Real-time bubble nucleation and growth for false vacuum decay on the lattice

TL;DR

This paper investigates real-time quantum false vacuum decay in a one-dimensional Ising model using matrix product states, revealing stages of bubble nucleation, growth, and lattice effects, with results matching analytical decay rates.

Contribution

It introduces a Gaussian ansatz for the quantum state evolution and demonstrates its effectiveness in describing bubble dynamics in lattice false vacuum decay.

Findings

Identification of three stages: nucleation, semi-classical growth, and Bloch oscillations.

Quantitative agreement of decay rate with analytical predictions.

Resonant bubbles are significant only in specific parameter regions.

Abstract

We revisit quantum false vacuum decay for the one-dimensional Ising model, focusing on the real-time nucleation and growth of true vacuum bubbles. Via matrix product state simulations, we demonstrate that for a wide range of parameters, the full time-dependent quantum state is well described by a Gaussian ansatz in terms of domain wall operators, with the associated vacuum bubble wave function evolving according to the linearized time-dependent variational principle. The emerging picture shows three different stages of evolution: an initial nucleation of small bubbles, followed by semi-classical bubble growth, which in turn is halted by the lattice phenomenon of Bloch oscillations.
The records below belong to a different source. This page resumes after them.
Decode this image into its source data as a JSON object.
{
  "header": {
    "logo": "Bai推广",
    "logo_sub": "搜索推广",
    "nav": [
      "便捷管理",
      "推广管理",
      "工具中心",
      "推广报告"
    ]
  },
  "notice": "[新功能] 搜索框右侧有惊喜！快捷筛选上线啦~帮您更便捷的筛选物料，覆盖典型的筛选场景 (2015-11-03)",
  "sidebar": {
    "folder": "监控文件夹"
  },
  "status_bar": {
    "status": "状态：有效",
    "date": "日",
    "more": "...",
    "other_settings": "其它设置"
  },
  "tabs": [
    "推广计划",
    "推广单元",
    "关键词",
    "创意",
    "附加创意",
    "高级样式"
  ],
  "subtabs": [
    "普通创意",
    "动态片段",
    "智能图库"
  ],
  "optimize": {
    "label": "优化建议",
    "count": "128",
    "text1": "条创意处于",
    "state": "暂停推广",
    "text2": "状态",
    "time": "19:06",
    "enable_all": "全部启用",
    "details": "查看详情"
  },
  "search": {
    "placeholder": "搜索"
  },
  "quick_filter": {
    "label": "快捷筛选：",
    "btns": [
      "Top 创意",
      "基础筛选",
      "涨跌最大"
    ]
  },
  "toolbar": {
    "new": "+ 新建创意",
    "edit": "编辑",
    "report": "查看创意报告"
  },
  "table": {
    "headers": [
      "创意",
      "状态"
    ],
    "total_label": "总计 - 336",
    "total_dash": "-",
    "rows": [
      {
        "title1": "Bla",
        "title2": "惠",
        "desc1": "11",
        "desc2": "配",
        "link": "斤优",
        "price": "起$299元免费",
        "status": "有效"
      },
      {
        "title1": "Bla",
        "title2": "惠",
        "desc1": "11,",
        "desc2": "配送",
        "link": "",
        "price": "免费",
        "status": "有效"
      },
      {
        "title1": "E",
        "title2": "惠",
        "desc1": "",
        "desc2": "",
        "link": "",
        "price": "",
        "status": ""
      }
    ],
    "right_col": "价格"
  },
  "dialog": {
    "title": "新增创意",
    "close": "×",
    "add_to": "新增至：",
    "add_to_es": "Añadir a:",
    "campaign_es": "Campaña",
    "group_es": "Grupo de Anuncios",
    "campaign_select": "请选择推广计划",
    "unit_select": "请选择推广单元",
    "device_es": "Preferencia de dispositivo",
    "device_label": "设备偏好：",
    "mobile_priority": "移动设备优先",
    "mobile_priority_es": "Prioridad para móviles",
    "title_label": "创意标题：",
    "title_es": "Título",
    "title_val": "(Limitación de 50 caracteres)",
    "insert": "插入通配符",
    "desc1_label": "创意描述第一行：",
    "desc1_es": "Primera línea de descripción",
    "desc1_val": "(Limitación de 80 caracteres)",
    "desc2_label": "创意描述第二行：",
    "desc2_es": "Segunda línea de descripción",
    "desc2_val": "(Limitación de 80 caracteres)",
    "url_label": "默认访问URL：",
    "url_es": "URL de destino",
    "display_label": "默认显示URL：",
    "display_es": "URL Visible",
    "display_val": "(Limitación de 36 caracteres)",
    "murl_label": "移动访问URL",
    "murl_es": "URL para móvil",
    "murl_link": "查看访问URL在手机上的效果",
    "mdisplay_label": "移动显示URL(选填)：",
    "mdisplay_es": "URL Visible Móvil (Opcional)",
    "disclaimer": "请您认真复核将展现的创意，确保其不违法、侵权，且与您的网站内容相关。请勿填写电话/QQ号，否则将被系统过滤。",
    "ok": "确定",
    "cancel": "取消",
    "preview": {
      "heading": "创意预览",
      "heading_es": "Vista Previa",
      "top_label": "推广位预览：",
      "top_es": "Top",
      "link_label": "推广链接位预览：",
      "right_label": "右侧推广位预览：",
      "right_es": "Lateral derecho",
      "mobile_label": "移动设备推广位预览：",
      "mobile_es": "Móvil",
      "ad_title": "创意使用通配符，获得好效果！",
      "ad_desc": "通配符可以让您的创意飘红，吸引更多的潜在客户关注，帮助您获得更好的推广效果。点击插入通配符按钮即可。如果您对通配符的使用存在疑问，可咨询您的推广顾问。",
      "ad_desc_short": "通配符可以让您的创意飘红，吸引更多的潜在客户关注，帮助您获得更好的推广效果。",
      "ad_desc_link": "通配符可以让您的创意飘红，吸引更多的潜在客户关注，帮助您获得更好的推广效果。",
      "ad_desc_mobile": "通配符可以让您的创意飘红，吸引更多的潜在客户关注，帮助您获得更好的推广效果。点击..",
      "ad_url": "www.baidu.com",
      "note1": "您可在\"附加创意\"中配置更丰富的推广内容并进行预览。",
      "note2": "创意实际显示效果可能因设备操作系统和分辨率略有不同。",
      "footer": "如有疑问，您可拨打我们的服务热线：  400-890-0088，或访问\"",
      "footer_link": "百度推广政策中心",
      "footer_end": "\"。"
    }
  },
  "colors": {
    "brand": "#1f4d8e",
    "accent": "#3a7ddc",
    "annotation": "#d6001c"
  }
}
Furthermore, we find that the resonant bubble only plays a significant role in a certain region of parameter-space. However, when significant, it does lead to an approximately constant decay rate during the intermediate stage. Moreover, this rate is in quantitative agreement with the analytical result of Rutkevich (Phys. Rev. B 60, 14525) for which we provide an independent derivation based on the Gaussian ansatz.